We are home to an enormous microbial ecosystem containing more than 100 trillion bacteria, a number equal to our own human cells. More astonishing than the number of bacteria is the amount of genetic diversity they contribute to our physiology. It is estimated that for every one of our genes, there are approximately 145 microbial genes. This equals roughly 3.3 million microbial genes and only 23,000 human genes. Collectively, these microorganisms and their gene products are referred to as the microbiome. 

Dysbiosis

This community of microbes performs essential functions that help maintain human health. Shifts in the composition, distribution and/or function of the microbiome have not only been implicated in diseases of the GI tract, but also play important roles in systemic diseases such as autism, hematological cancers and neurological disease.
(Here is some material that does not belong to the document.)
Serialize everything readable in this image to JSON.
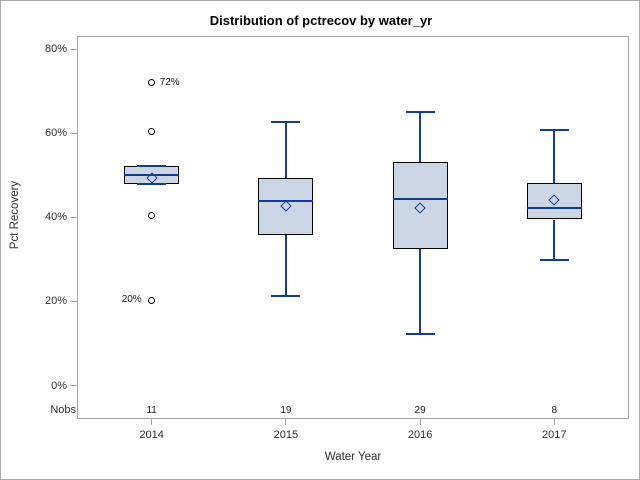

Due to the inherent plasticity of the microbiome, the manipulation of its communities has the potential for significant therapeutic applications to treat a number of diseases.

 
 
 

Our Goals

The goals of DePaolo Lab are to explore how intestinal perturbations caused by genetics and/or environmental factors (e.g., diet, infection, pollution) alter its microbial landscape and to use this newly acquired knowledge to develop strategies and therapies to treat human disease.

A Holistic Approach

To accomplish these goals DePaolo Lab utilizes an integrated and multidisciplinary approach that incorporates both clinical human samples with relevant animal models of disease and pairs metagenomics analysis of host and microbe with novel functional assays. Through careful analysis and holistic approaches we hope to define new pathways, identify new targets and gain mechanistic insight into the relationship between our environment, our genes and the microbiome.